An den Hot Spings fanden wir dann einen Parkplatz und im stroemenden Regen machten wir uns dann auf, uns alles anzuschauen ... wir sind ja Regen erprobt dank Vancouver. Allerdings somit bitte Nachsicht bei den Fotos: es war dunkelgrau von oben und es regnete teilweise stark, und es kam der Qualm aus den heissen Quellen, die es noch schwerer machten, da das Objektiv somit oft Regentropfen drauf hatte oder vom Qualm beschlagen war *lach*. Das war diesmal wirklich eine Herausforderung, aber einige brauchbare Fotos sind dann doch noch rausgekommen ...












ich finde ja solche "toten" Landschaften immer faszinierend 






man konnte zu allem bequem ueber die angelegten Holzwege laufen





Liberty Cap


Devil's Thumb


das "bunte" sind alles Mineral-Ablagerungen, die durch die Geysire entstehen




und grad als wir dort losgingen, kamen 2 Busladungen mit Besuchern. Es war an beiden Tagen wirklich so, als ob wir in China zu Besuch waren, es waren fast nur Asiaten im Park ... das war schon ein wenig seltsam

Palette Spring & Liberty Cap







und hier kam oben immer wieder mal etwas Wasser heraugespritzt


hab ich meine Leidenschaft fuer tote Landschaften schon erwaehnt ... :-)




und dann ging es weiter in Richtung Tower-Roosevelt Area



Phantom Lake - der machte seinem Namen alle Ehre, denn er war nicht zu sehen :-)


Floating Island Lake (es regnete in Stroemen)


angekommen am Petrified Tree


ein einzelner uebrig gebliebener Baumstumpf, der einen Vulkanausbruch vor 50 Mio Jahren "ueberlebt" hat und unter Asche begraben war






Tower Falls



Mule Deers (davon haben wir unzaehlige entlang unserer Strecke gesehen).



und irgendwann auch unser erster Bison, er stand erhoeht auf einer Wiese neben der Strasse und ich hab nur mein Objektiv genutzt und bin nicht ausgestiegen.

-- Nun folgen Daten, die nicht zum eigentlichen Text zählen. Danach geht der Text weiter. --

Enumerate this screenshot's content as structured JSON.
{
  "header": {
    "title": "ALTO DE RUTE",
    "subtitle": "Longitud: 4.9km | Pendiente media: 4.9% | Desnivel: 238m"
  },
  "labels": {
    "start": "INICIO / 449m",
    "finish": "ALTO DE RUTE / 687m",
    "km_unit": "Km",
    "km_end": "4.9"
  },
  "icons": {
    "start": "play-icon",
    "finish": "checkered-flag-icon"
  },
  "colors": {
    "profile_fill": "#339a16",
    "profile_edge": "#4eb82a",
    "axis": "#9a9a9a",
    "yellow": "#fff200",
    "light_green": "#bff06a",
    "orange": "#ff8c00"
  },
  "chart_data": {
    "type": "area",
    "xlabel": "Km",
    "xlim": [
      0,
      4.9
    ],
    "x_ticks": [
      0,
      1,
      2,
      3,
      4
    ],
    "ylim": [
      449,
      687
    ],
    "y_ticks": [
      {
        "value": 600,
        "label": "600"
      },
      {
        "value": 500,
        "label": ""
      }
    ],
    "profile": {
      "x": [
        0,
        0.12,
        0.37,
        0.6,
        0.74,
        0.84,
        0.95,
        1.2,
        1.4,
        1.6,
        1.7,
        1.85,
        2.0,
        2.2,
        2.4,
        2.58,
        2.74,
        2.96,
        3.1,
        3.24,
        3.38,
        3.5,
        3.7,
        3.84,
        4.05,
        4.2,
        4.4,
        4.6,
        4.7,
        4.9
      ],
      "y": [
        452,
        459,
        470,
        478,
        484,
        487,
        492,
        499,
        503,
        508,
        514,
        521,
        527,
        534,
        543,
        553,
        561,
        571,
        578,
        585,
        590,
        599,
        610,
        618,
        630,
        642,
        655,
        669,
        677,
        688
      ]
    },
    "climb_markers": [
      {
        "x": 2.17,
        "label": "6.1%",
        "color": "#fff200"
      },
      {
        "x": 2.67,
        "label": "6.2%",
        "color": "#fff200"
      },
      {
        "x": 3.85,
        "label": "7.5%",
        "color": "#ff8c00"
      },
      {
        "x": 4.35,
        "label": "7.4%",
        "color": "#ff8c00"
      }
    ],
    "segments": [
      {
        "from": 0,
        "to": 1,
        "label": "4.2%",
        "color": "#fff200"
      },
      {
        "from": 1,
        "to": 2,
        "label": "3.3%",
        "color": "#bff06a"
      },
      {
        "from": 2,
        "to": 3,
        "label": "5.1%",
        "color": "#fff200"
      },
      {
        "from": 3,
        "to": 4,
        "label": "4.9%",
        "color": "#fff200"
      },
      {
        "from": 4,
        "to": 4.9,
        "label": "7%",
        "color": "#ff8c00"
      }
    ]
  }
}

Diese Tiere sind riesig und ich moechte von dem nicht wirklich gejagt werden ...


dann wurde es auch langsam dunkel und die Wolken hingen immer tiefer



ein weiterer Bison, aber auch der war relativ weit weg und halb durch Wolken verhangen


die weissen Rauchzeichen sind keine Waldbraende, sondern die ueberall auftretenden Geysire



Wir sind dann am Osteingang aus dem Park rausgefahren und haben in Cody geschlafen. Die Preise rund um den Park sind unterirdisch. Selbst fuer die schlimmsten Loecher zahlt man schnell mal 250 Dollar, somit haben wir die Stunde Fahrt in Kauf genommen und haben noch Glueck gehabt etwas zu finden fuer 80 Dollar inkl. Continental Breakfast. Und am Samstag ging es dann eben wieder zurueck in den Park ...

1 comment:

  1. Also Deine Bilder sind ganz toll und die wolkenverhangene Landschaft macht doch für ganz dramatische Aufnahmen. Besonders die toten Bäume würden doch gar nicht vor blauem Himmel wirken. Vielen Dank für die Reise in die Vergangenheit. Ich war 2007 zum letzten Mal da. Das ist schon verdammt lang her.